Plenty of events are being planned in conjunction with this exhibition, among them a discussion of “Jews in Vichy France” (featuring scholars Robert Paxton and Michael Marrus) and another session on “Irène Némirovsky and the Jewish Question,” with my own former professor, Susan Suleiman, and The New Republic‘s Ruth Franklin. Check out these sessions, and other events planned for this fall at the Museum, right here.

(I won’t be blogging on Yom Kippur. See you back here in a few days.)

Sharing "Un Secret"

Last weekend I saw an extraordinary film: A Secret (“Un Secret“), based on the autobiographical French novel by Philippe Grimbert.

The New York Times review got it right:

To describe “A Secret” as a Holocaust movie would be perfectly accurate but also somewhat misleading. Its chronology is complex and elusive. It shifts from the immediate postwar years into the 1980s…and then back into the anxiety and panic of impending and actual war. In those days Maxime spelled his last name Grinberg, he was married to a woman named Hannah (Ludivine Sagnier) and the two of them occupied the stolid center of a large and complicated extended Jewish family.
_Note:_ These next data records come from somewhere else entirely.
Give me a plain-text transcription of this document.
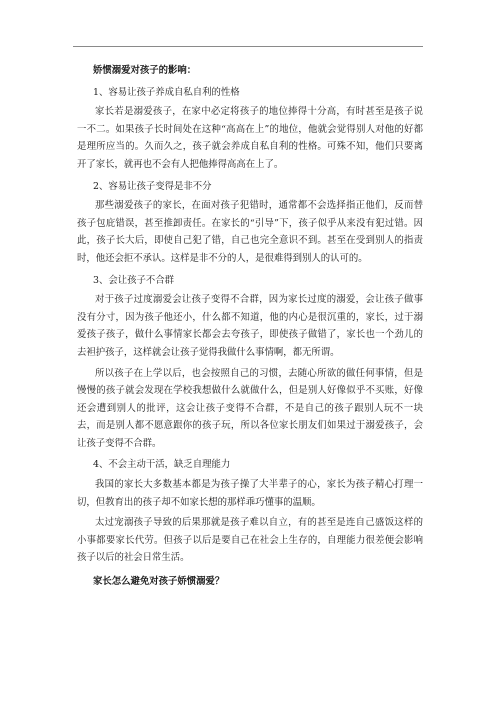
娇惯溺爱对孩子的影响：

1、容易让孩子养成自私自利的性格

家长若是溺爱孩子，在家中必定将孩子的地位捧得十分高，有时甚至是孩子说一不二。如果孩子长时间处在这种“高高在上”的地位，他就会觉得别人对他的好都是理所应当的。久而久之，孩子就会养成自私自利的性格。可殊不知，他们只要离开了家长，就再也不会有人把他捧得高高在上了。

2、容易让孩子变得是非不分

那些溺爱孩子的家长，在面对孩子犯错时，通常都不会选择指正他们，反而替孩子包庇错误，甚至推卸责任。在家长的“引导”下，孩子似乎从来没有犯过错。因此，孩子长大后，即使自己犯了错，自己也完全意识不到。甚至在受到别人的指责时，他还会拒不承认。这样是非不分的人，是很难得到别人的认可的。

3、会让孩子不合群

对于孩子过度溺爱会让孩子变得不合群，因为家长过度的溺爱，会让孩子做事没有分寸，因为孩子他还小，什么都不知道，他的内心是很沉重的，家长，过于溺爱孩子孩子，做什么事情家长都会去夸孩子，即使孩子做错了，家长也一个劲儿的去袒护孩子，这样就会让孩子觉得我做什么事情啊，都无所谓。

所以孩子在上学以后，也会按照自己的习惯，去随心所欲的做任何事情，但是慢慢的孩子就会发现在学校我想做什么就做什么，但是别人好像似乎不买账，好像还会遭到别人的批评，这会让孩子变得不合群，不是自己的孩子跟别人玩不一块去，而是别人都不愿意跟你的孩子玩，所以各位家长朋友们如果过于溺爱孩子，会让孩子变得不合群。

4、不会主动干活，缺乏自理能力

我国的家长大多数基本都是为孩子操了大半辈子的心，家长为孩子精心打理一切，但教育出的孩子却不如家长想的那样乖巧懂事的温顺。

太过宠溺孩子导致的后果那就是孩子难以自立，有的甚至是连自己盛饭这样的小事都要家长代劳。但孩子以后是要自己在社会上生存的，自理能力很差便会影响孩子以后的社会日常生活。

家长怎么避免对孩子娇惯溺爱？
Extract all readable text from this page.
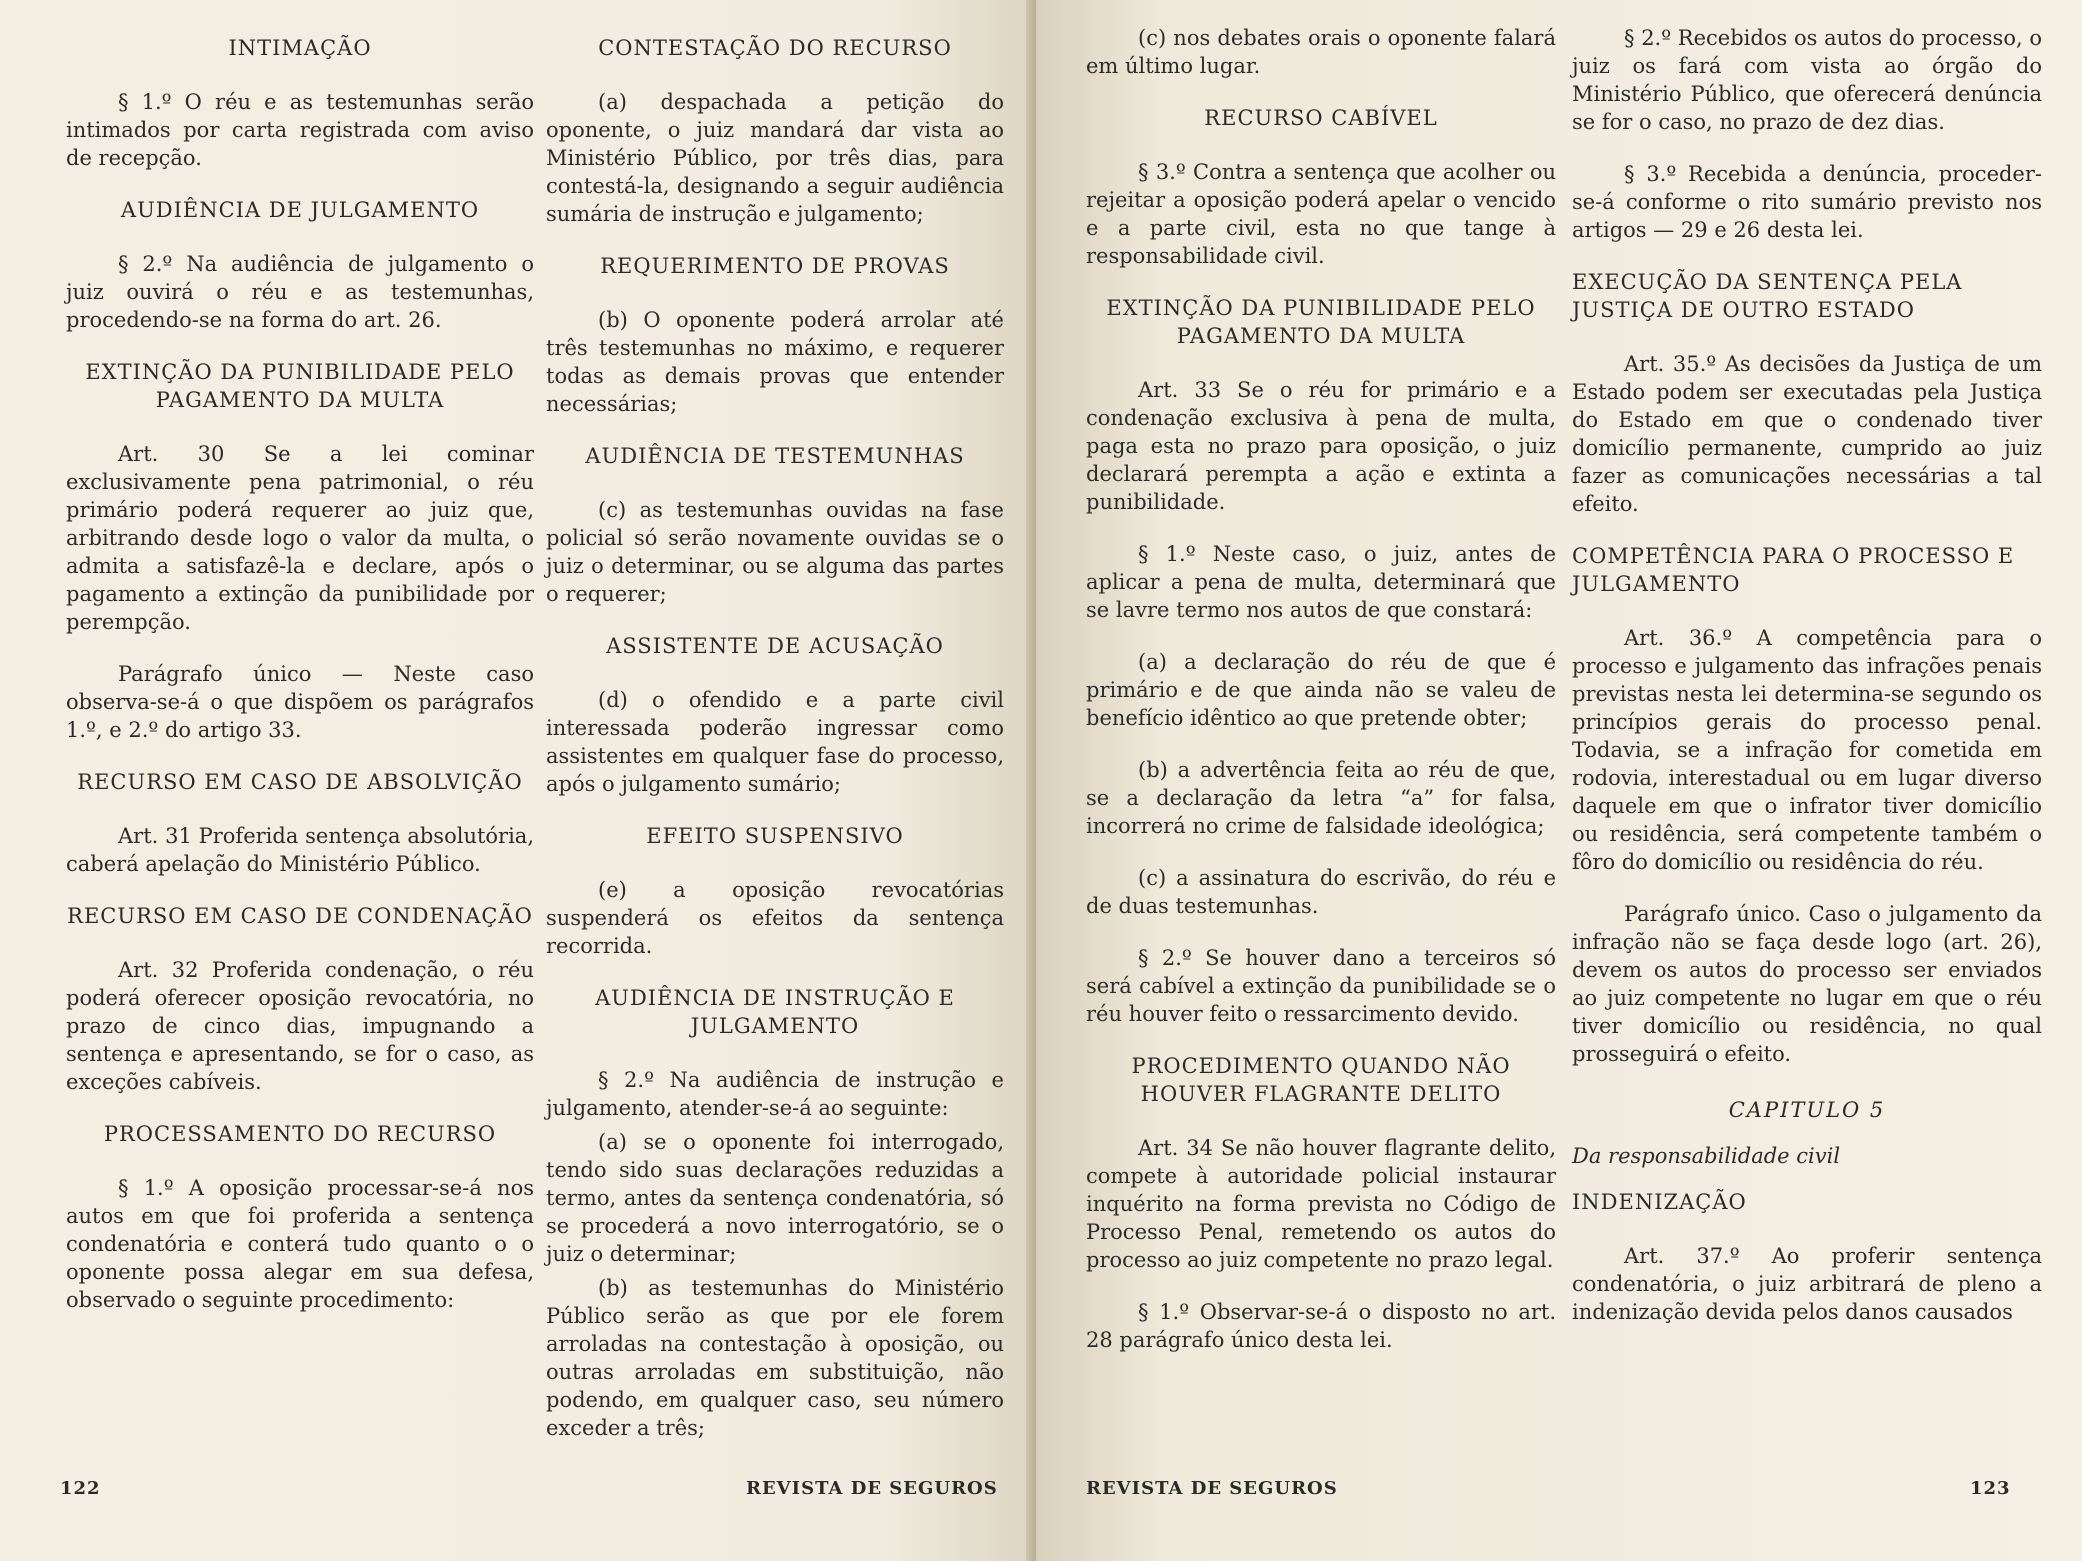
INTIMAÇÃO

§ 1.º O réu e as testemunhas serão intimados por carta registrada com aviso de recepção.

AUDIÊNCIA DE JULGAMENTO

§ 2.º Na audiência de julgamento o juiz ouvirá o réu e as testemunhas, procedendo-se na forma do art. 26.

EXTINÇÃO DA PUNIBILIDADE PELO PAGAMENTO DA MULTA

Art. 30 Se a lei cominar exclusivamente pena patrimonial, o réu primário poderá requerer ao juiz que, arbitrando desde logo o valor da multa, o admita a satisfazê-la e declare, após o pagamento a extinção da punibilidade por perempção.

Parágrafo único — Neste caso observa-se-á o que dispõem os parágrafos 1.º, e 2.º do artigo 33.

RECURSO EM CASO DE ABSOLVIÇÃO

Art. 31 Proferida sentença absolutória, caberá apelação do Ministério Público.

RECURSO EM CASO DE CONDENAÇÃO

Art. 32 Proferida condenação, o réu poderá oferecer oposição revocatória, no prazo de cinco dias, impugnando a sentença e apresentando, se for o caso, as exceções cabíveis.

PROCESSAMENTO DO RECURSO

§ 1.º A oposição processar-se-á nos autos em que foi proferida a sentença condenatória e conterá tudo quanto o o oponente possa alegar em sua defesa, observado o seguinte procedimento:

CONTESTAÇÃO DO RECURSO

(a) despachada a petição do oponente, o juiz mandará dar vista ao Ministério Público, por três dias, para contestá-la, designando a seguir audiência sumária de instrução e julgamento;

REQUERIMENTO DE PROVAS

(b) O oponente poderá arrolar até três testemunhas no máximo, e requerer todas as demais provas que entender necessárias;

AUDIÊNCIA DE TESTEMUNHAS

(c) as testemunhas ouvidas na fase policial só serão novamente ouvidas se o juiz o determinar, ou se alguma das partes o requerer;

ASSISTENTE DE ACUSAÇÃO

(d) o ofendido e a parte civil interessada poderão ingressar como assistentes em qualquer fase do processo, após o julgamento sumário;

EFEITO SUSPENSIVO

(e) a oposição revocatórias suspenderá os efeitos da sentença recorrida.

AUDIÊNCIA DE INSTRUÇÃO E JULGAMENTO

§ 2.º Na audiência de instrução e julgamento, atender-se-á ao seguinte:

(a) se o oponente foi interrogado, tendo sido suas declarações reduzidas a termo, antes da sentença condenatória, só se procederá a novo interrogatório, se o juiz o determinar;

(b) as testemunhas do Ministério Público serão as que por ele forem arroladas na contestação à oposição, ou outras arroladas em substituição, não podendo, em qualquer caso, seu número exceder a três;

122	REVISTA DE SEGUROS

(c) nos debates orais o oponente falará em último lugar.

RECURSO CABÍVEL

§ 3.º Contra a sentença que acolher ou rejeitar a oposição poderá apelar o vencido e a parte civil, esta no que tange à responsabilidade civil.

EXTINÇÃO DA PUNIBILIDADE PELO PAGAMENTO DA MULTA

Art. 33 Se o réu for primário e a condenação exclusiva à pena de multa, paga esta no prazo para oposição, o juiz declarará perempta a ação e extinta a punibilidade.

§ 1.º Neste caso, o juiz, antes de aplicar a pena de multa, determinará que se lavre termo nos autos de que constará:

(a) a declaração do réu de que é primário e de que ainda não se valeu de benefício idêntico ao que pretende obter;

(b) a advertência feita ao réu de que, se a declaração da letra “a” for falsa, incorrerá no crime de falsidade ideológica;

(c) a assinatura do escrivão, do réu e de duas testemunhas.

§ 2.º Se houver dano a terceiros só será cabível a extinção da punibilidade se o réu houver feito o ressarcimento devido.

PROCEDIMENTO QUANDO NÃO HOUVER FLAGRANTE DELITO

Art. 34 Se não houver flagrante delito, compete à autoridade policial instaurar inquérito na forma prevista no Código de Processo Penal, remetendo os autos do processo ao juiz competente no prazo legal.

§ 1.º Observar-se-á o disposto no art. 28 parágrafo único desta lei.

§ 2.º Recebidos os autos do processo, o juiz os fará com vista ao órgão do Ministério Público, que oferecerá denúncia se for o caso, no prazo de dez dias.

§ 3.º Recebida a denúncia, proceder-se-á conforme o rito sumário previsto nos artigos — 29 e 26 desta lei.

EXECUÇÃO DA SENTENÇA PELA JUSTIÇA DE OUTRO ESTADO

Art. 35.º As decisões da Justiça de um Estado podem ser executadas pela Justiça do Estado em que o condenado tiver domicílio permanente, cumprido ao juiz fazer as comunicações necessárias a tal efeito.

COMPETÊNCIA PARA O PROCESSO E JULGAMENTO

Art. 36.º A competência para o processo e julgamento das infrações penais previstas nesta lei determina-se segundo os princípios gerais do processo penal. Todavia, se a infração for cometida em rodovia, interestadual ou em lugar diverso daquele em que o infrator tiver domicílio ou residência, será competente também o fôro do domicílio ou residência do réu.

Parágrafo único. Caso o julgamento da infração não se faça desde logo (art. 26), devem os autos do processo ser enviados ao juiz competente no lugar em que o réu tiver domicílio ou residência, no qual prosseguirá o efeito.

CAPITULO 5
Da responsabilidade civil
INDENIZAÇÃO

Art. 37.º Ao proferir sentença condenatória, o juiz arbitrará de pleno a indenização devida pelos danos causados

REVISTA DE SEGUROS	123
That family, as it heads toward catastrophe, is as much the setting of the story as its subject, and their fate as Jews under Nazi occupation is entangled in murky, sticky domestic issues of jealousy, betrayal and desire. An erotic spark ignites the first time Maxime and Tania meet — the day of his wedding to Hannah — and it causes plenty of guilt and tension. But it might have been safely (if agonizingly) extinguished in more peaceful times….

What is most impressive about “A Secret” is the way Mr. Miller artfully and gently gestures toward such enormous themes without spelling them out. Nearly every melodramatic impulse has been suppressed in favor of a calm precision that serves both to intensify and delay the emotional impact of the film’s climactic disclosures.

There is so much more to say about this movie, and given my past studies in 20th century French history, I feel compelled to say it. But I also want to wait until I have the chance to discuss it with one of my mentors and friends to get his take (and to ask him if he agrees with me about one possible anachronism amid all the incredibly good historical detail).

The film is just becoming known here in the United States, where Grimbert will be meeting with American readers/audiences in the coming days. I’ve already ordered the original novel from amazon.fr (it has been published in English in the United States as Memory), and I’m looking forward to hearing what the author of this intense, and intensely sad, story has to say when I attend this event at the Mercantile Library Center for Fiction in Manhattan. Keep an eye out for any Grimbert appearances near you. And go see that movie. ASAP.

This Week In Jerusalem

Somewhat belatedly, I’m reading all about the first International Writers Festival in Jerusalem, which took place this past Monday-Thursday (May 12-15). And I’m wishing I’d been there.

You can read some of the press coverage here, here, and, in tandem with coverage of a similar event taking place to celebrate Palestinian literature, here.

Of course, all “boycott” talk I’ve found so far has to do with urges to boycott the Israeli-planned festival, not the Palestinian one (and I’m not going to do the proponents of that cause any favors by linking to anything explaining their “reasoning”). It seems that Nadine Gordimer, in particular, was the target of appeals urging her to cancel her participation. Kudos to Ms. Gordimer for resisting the pressure.